Schwarzkopf was known popularly as 'Stormin' Norman' for a notoriously explosive temper
TAMPA, Fla., Dec. 27 (UPI) -- Norman Schwarzkopf, who led U.S. Central Command during the Persian Gulf War, died Thursday in Tampa, Fla., from complications of pneumonia, his sister said.
The former general spent the holidays with his family and had not long suffered from pneumonia, his sister Ruth Barenbaum told The New York Times.
He leaves behind a wife and three children.
Former Secretary of State Colin Powell told NBC News he will remember Schwarzkopf as a "close buddy," a great patriot and a great soldier.

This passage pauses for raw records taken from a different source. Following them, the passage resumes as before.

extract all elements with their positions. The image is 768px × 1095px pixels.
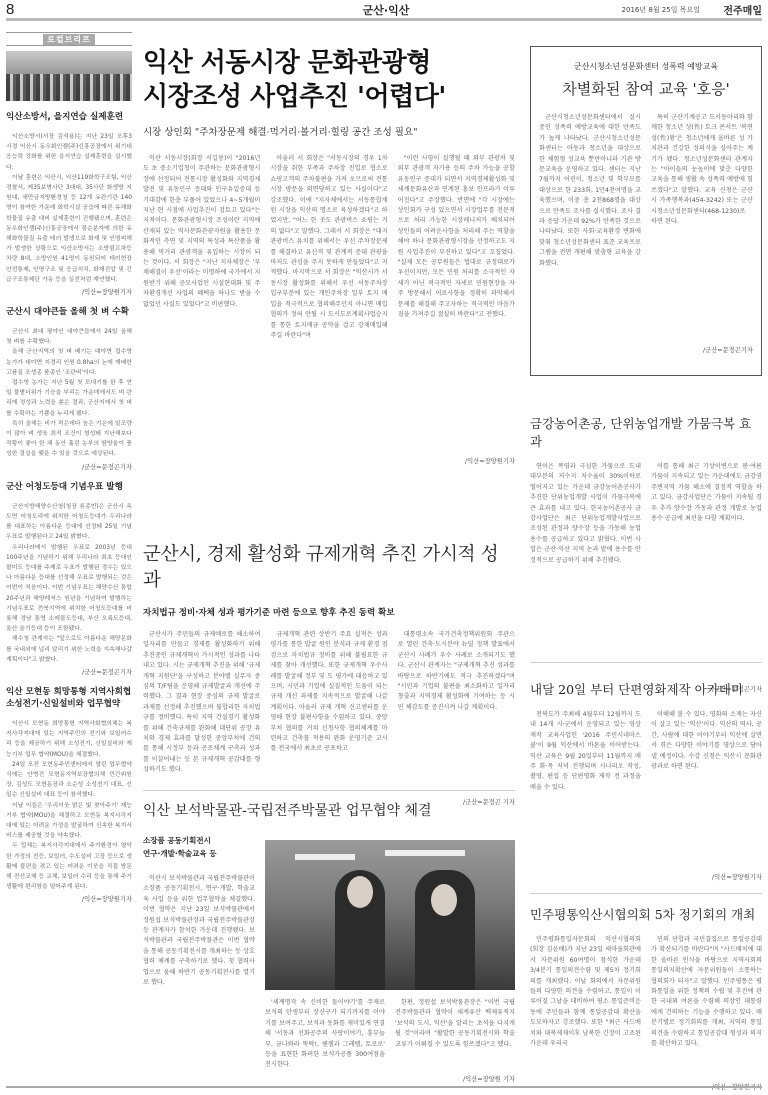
boxed-kicker: 군산시청소년성문화센터 성폭력 예방교육 — [539, 61, 753, 72]
article-headline: 내달 20일 부터 단편영화제작 아카데미 — [530, 680, 762, 698]
byline: /익산=장양원기자 — [143, 456, 515, 465]
header-rule — [6, 18, 762, 21]
lead-headline: 익산 서동시장 문화관광형 시장조성 사업추진 '어렵다' — [143, 46, 515, 114]
left-briefs-column: 로컬브리프 익산소방서, 을지연습 실제훈련 익산소방서(서장 김석용)는 지난… — [6, 32, 132, 911]
fire-drill-photo — [6, 51, 132, 101]
brief-title: 군산시 대야큰들 올해 첫 벼 수확 — [6, 306, 132, 318]
article-headline: 민주평통익산시협의회 5차 정기회의 개최 — [530, 905, 762, 923]
right-article: 금강농어촌공, 단위농업개발 가뭄극복 효과 연이은 폭염과 극심한 가뭄으로 … — [530, 414, 762, 693]
divider — [530, 662, 762, 663]
right-article: 내달 20일 부터 단편영화제작 아카데미 전북도가 주최해 4월부터 12월까… — [530, 680, 762, 881]
divider — [530, 893, 762, 894]
museum-agreement-photo — [265, 840, 515, 990]
byline: /군산=문정곤기자 — [539, 345, 753, 354]
page-bottom-rule — [6, 1086, 762, 1088]
page-number: 8 — [6, 1, 14, 18]
divider — [143, 790, 515, 791]
page-header: 8 군산·익산 2016년 8월 25일 목요일 전주매일 — [6, 0, 762, 18]
boxed-article: 군산시청소년성문화센터 성폭력 예방교육 차별화된 참여 교육 '호응' 군산시… — [530, 46, 762, 376]
section-name: 군산·익산 — [336, 2, 436, 18]
byline: /익산=장양원기자 — [6, 894, 132, 903]
regulation-reform-article: 군산시, 경제 활성화 규제개혁 추진 가시적 성과 자치법규 정비·자체 성과… — [143, 540, 515, 806]
article-subheadline: 자치법규 정비·자체 성과 평가기준 마련 등으로 향후 추진 동력 확보 — [143, 606, 515, 618]
brief-title: 군산 어청도등대 기념우표 발행 — [6, 481, 132, 493]
right-article: 민주평통익산시협의회 5차 정기회의 개최 민주평화통일자문회의 익산시협의회(… — [530, 905, 762, 1091]
article-headline: 익산 보석박물관-국립전주박물관 업무협약 체결 — [143, 800, 515, 820]
newspaper-name: 전주매일 — [723, 2, 762, 17]
article-headline: 군산시, 경제 활성화 규제개혁 추진 가시적 성과 — [143, 540, 515, 592]
lead-subheadline: 시장 상인회 "주차장문제 해결·먹거리·볼거리·힐링 공간 조성 필요" — [143, 124, 515, 138]
byline: /익산=장양원 기자 — [463, 1074, 515, 1083]
brief-article: 군산 어청도등대 기념우표 발행 군산지방해양수산청(청장 류종빈)은 군산시 … — [6, 481, 132, 676]
brief-article: 익산소방서, 을지연습 실제훈련 익산소방서(서장 김석용)는 지난 23일 오… — [6, 111, 132, 296]
brief-article: 익산 모현동 희망통형 지역사회협 소성전기·신일설비와 업무협약 익산시 모현… — [6, 686, 132, 903]
lead-article: 익산 서동시장 문화관광형 시장조성 사업추진 '어렵다' 시장 상인회 "주차… — [143, 46, 515, 465]
article-headline: 금강농어촌공, 단위농업개발 가뭄극복 효과 — [530, 414, 762, 450]
lead-body: 익산 서동시장(회장 서길봉)이 "2016년도 초 중소기업청이 주관하는 문… — [143, 154, 515, 454]
byline: /군산=문정곤기자 — [6, 667, 132, 676]
issue-date: 2016년 8월 25일 목요일 — [622, 5, 700, 15]
boxed-headline: 차별화된 참여 교육 '호응' — [539, 78, 753, 99]
brief-title: 익산소방서, 을지연습 실제훈련 — [6, 111, 132, 123]
byline: /익산=장양원기자 — [6, 287, 132, 296]
brief-article: 군산시 대야큰들 올해 첫 벼 수확 군산시 최대 평야인 대야큰들에서 24일… — [6, 306, 132, 471]
brief-title: 익산 모현동 희망통형 지역사회협 소성전기·신일설비와 업무협약 — [6, 686, 132, 710]
museum-article: 익산 보석박물관-국립전주박물관 업무협약 체결 소장품 공동기획전시 연구·개… — [143, 800, 515, 1090]
local-brief-label: 로컬브리프 — [6, 32, 132, 46]
byline: /군산=문정곤기자 — [6, 462, 132, 471]
article-subheadline: 소장품 공동기획전시 연구·개발·학술교육 등 — [143, 834, 255, 860]
byline: /익산=장양원기자 — [530, 872, 762, 881]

Aides to former President George H.W. Bush, who is hospitalized with a persistent fever in a Houston hospital, released a statement saying: "Barbara and I mourn the loss of a true American patriot and one of the great military leaders of his generation. A distinguished member of that Long Gray Line hailing from West Point, General Norm Schwarzkopf, to me, epitomized the 'duty, service, country' creed that has defended our freedom and seen this great Nation through our most trying international crises.
"More than that, he was a good and decent man -- and a dear friend. Barbara and I send our condolences to his wife Brenda and his wonderful family," the statement said.
Bush awarded Schwarzkopf the Presidential Medal of Freedom for his Desert Storm service, and Britain's Queen Elizabeth II made him an honorary knight.